Floating structure, such as drill ships and semisubmersibles, have long been used to drill and complete subsea wells. Most of these floating structures have a large-diameter cylindrical opening, known as a moonpool, which extends vertically through the hull of the structure. The moonpool provides access from a work platform on the upper end of the structure into the water below. Most drilling and completion operations are carried out through the moonpool.
The work platform on a floating structure must remain relatively stable during the drilling and completion of a subsea well. In extremely deep waters or in areas subject to high waves and strong winds, providing a stable floating platform can be a problem. One type of floating structure which is particularly adapted for use in such environments is the caisson vessel. A typical caisson vessel has an elongated, cylindrically-shaped hull, formed of concrete. The vessel has ballast tanks or compartments on its lower end and a work platform at its upper end. When in an operable position, the hull is moored vertically in the water with a substantial portion of the hull being submerged.
The submerged portion of the hull of the caisson vessel is relied on to provide stability for the work platform. Once submerged, the bottom of the vessel may be as much as 500 feet below the surface of the water. Thus the moonpool, extending from the work platform completely through the hull, may also be 500 feet long. Unfortunately, it is difficult to raise and lower drill strings and equipment through long moonpools without damaging the moonpool walls or the equipment being handled. In order to prevent damage to the drill strings and equipment or the walls of the moonpool, a system must be provided for centering and guiding the various drill strings as they pass through the moonpool.

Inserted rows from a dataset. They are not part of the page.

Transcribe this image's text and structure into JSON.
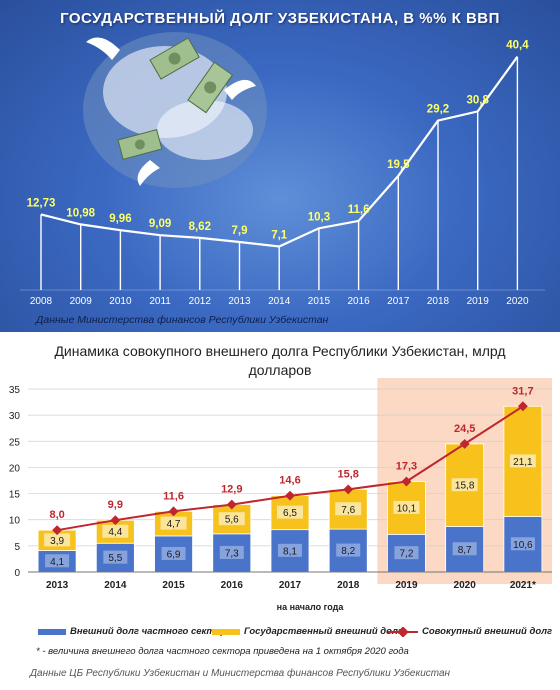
{
  "chart_data": [
    {
      "type": "line",
      "title": "ГОСУДАРСТВЕННЫЙ ДОЛГ УЗБЕКИСТАНА, В %% К ВВП",
      "x": [
        "2008",
        "2009",
        "2010",
        "2011",
        "2012",
        "2013",
        "2014",
        "2015",
        "2016",
        "2017",
        "2018",
        "2019",
        "2020"
      ],
      "series": [
        {
          "values": [
            12.73,
            10.98,
            9.96,
            9.09,
            8.62,
            7.9,
            7.1,
            10.3,
            11.6,
            19.5,
            29.2,
            30.8,
            40.4
          ]
        }
      ],
      "data_labels": [
        "12,73",
        "10,98",
        "9,96",
        "9,09",
        "8,62",
        "7,9",
        "7,1",
        "10,3",
        "11,6",
        "19,5",
        "29,2",
        "30,8",
        "40,4"
      ],
      "source": "Данные Министерства финансов Республики Узбекистан",
      "colors": {
        "line": "#ffffff",
        "label": "#ffff66",
        "background": "#3b69c2"
      }
    },
    {
      "type": "bar",
      "stacked": true,
      "title": "Динамика совокупного внешнего долга Республики Узбекистан, млрд долларов",
      "xlabel": "на начало года",
      "ylim": [
        0,
        35
      ],
      "yticks": [
        "0",
        "5",
        "10",
        "15",
        "20",
        "25",
        "30",
        "35"
      ],
      "categories": [
        "2013",
        "2014",
        "2015",
        "2016",
        "2017",
        "2018",
        "2019",
        "2020",
        "2021*"
      ],
      "series": [
        {
          "name": "Внешний долг частного сектора",
          "values": [
            4.1,
            5.5,
            6.9,
            7.3,
            8.1,
            8.2,
            7.2,
            8.7,
            10.6
          ],
          "labels": [
            "4,1",
            "5,5",
            "6,9",
            "7,3",
            "8,1",
            "8,2",
            "7,2",
            "8,7",
            "10,6"
          ],
          "color": "#4a74c9"
        },
        {
          "name": "Государственный внешний долг",
          "values": [
            3.9,
            4.4,
            4.7,
            5.6,
            6.5,
            7.6,
            10.1,
            15.8,
            21.1
          ],
          "labels": [
            "3,9",
            "4,4",
            "4,7",
            "5,6",
            "6,5",
            "7,6",
            "10,1",
            "15,8",
            "21,1"
          ],
          "color": "#f7c21c"
        },
        {
          "name": "Совокупный внешний долг",
          "type": "line",
          "values": [
            8.0,
            9.9,
            11.6,
            12.9,
            14.6,
            15.8,
            17.3,
            24.5,
            31.7
          ],
          "labels": [
            "8,0",
            "9,9",
            "11,6",
            "12,9",
            "14,6",
            "15,8",
            "17,3",
            "24,5",
            "31,7"
          ],
          "color": "#c0262d"
        }
      ],
      "highlight_categories": [
        "2019",
        "2020",
        "2021*"
      ],
      "highlight_color": "#fbd9c4",
      "note": "* - величина внешнего долга частного сектора приведена на 1 октября 2020 года",
      "source": "Данные ЦБ Республики Узбекистан и Министерства финансов Республики Узбекистан"
    }
  ]
}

One operation which is sometimes carried out through a moonpool is the lowering of a robot tool on a drill string to perform various operations on equipment located on the marine bottom. Since the robot tool is remotely-controlled, an umbilical line for furnishing power to the tool is run along the length of the drill string. The umbilical line is banded or otherwise secured at intervals to the drill string. In guiding such a drill string with its attached umbilical line through the moonpool, the guidance system used must be capable of engaging both the drill string and the umbilical line without damaging the umbilical line. At the same time, the guidance system must allow free vertical movement of the drill string and umbilical line so that they can easily be raised or lowered, as desired.
Providing a guidance system for the drill string and umbilical line is further complicated by the requirement that the robot tool must be capable of rotation once it has reached the depth of the subsea equipment. This is necessary in order to allow the work elements on the robot tool to be properly oriented with respect to the equipment to be worked on. For example, a robot tool with a valve actuator must be rotated by thrusters on the tool to properly position the actuator with respect to the valve to be operated before the actuator can be engaged. Since the robot tool is affixed to the drill string, the drill string with its attached umbilical must also be capable of rotating. Thus the guidance system must allow the drill string to rotate while the system is engaging the drill string.